Expectations: It is difficult to evaluate the Harry Potter films fairly. The films cannot reasonably include all of the information from the books. It also cannot retell the information given by the previous entries. In evaluating the movies, it’s fair to ignore traditionally important elements of a good film. It is fair to not look for character development and exposition in movies like this. In the end, the studio seems to have aimed the movies at those who have read the book, and that’s the context in which this movie should be evaluated. The movie returns almost all of the cast and crew seen in previous movies, who have all matured and really became their roles. Nothing can beat the books, but the previous movies have all been pretty good. With the exposition and rising action taken care of by the previous movie, this movie should please viscerally and give a fitting conclusion to this series.
Synopsis: Picking up from where the previous movie left off, Voldemort has just taken the Elder Wand from Dumbledore’s grave. Now that Voldemort is even more powerful, Harry must race to find and destroy the remaining horcruxes before Voldemort finds him. This finale takes him to the impenetrable vaults of Gringotts and back to Hogwarts, culminating to an ultimate showdown with Voldemort.
One major advantage that this movie had from the beginning is its strong source material. It was important for this movie to not leave out any important plot points or details. Minor plot points are changed in this movie, as they were in the previous movies, but that is not overly bothersome. For the most part, this movie stayed very faithful to its source material.
A seasoned cast thrives under the direction of David Yates for another movie. While initially average, the Radcliffe, Grint, and Watson have grown into their parts. Ralph Finnes is a sinister and malevolent Voldemort. Alan Rickman perfectly plays the part of Snape, able to show the complexity of the character after being an antagonist for the bulk of the series.
The visuals were as dazzling as expected given the technology available today.
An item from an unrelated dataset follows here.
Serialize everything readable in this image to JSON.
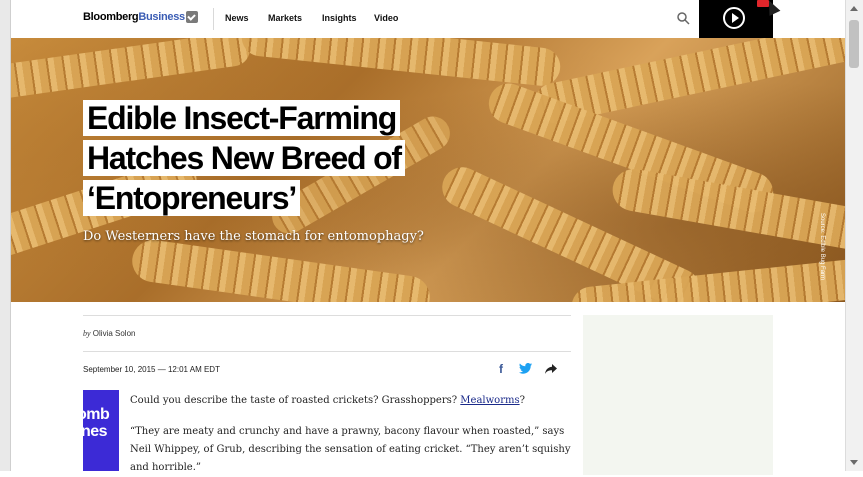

Spells conjured by the characters were vibrant and reasonably realistic. The visuals were also limited to maximize effect. The battles always lasted enough to dazzle and excite but never to the point of causing me to lose interest.
Even though this book was split into two movies, parts of it still felt somewhat rushed. The quest for and ultimate destruction of Hufflepuff’s Cup almost felt like a throwaway plot point, with the movie not even explaining that the cup belonged to Hufflepuff. Snape’s past, as shown in the pensive, is a fairly important plot point. The scenes of his past were rushed and flashed by far too quickly. Although this movie was intended for those who have read the book, it should have reasonably been understandable by those who have only seen the movies. The epilogue could have been slightly longer. This was the shortest film in the franchise and could have been longer without sacrificing quality.
The scene where Harry leaves for the forest to surrender to Voldemort felt awkward. While Hermione was visibly distraught and gave him a good bye worthy of a best friend, Ron shared an awkward glance with Harry. This may be a reference to the last scene of Chamber of Secrets, but it is illogical, given the fact that they have aged. Ron and Harry are guys, and it is not a societal norm for guys to be emotional with each other, but it is hard to imagine best friends who have grown up with each other to only share an awkward glance when one faces eminent death.
Verdict: With the strong source material, the entire cast from the franchise, and the director of the previous 3 movies, it would have been quite the accomplishment if this movie were anything but good. The movie does not fail to live up to the expectations. The minor issues do not take away from a thrilling and fitting conclusion to a terrific franchise.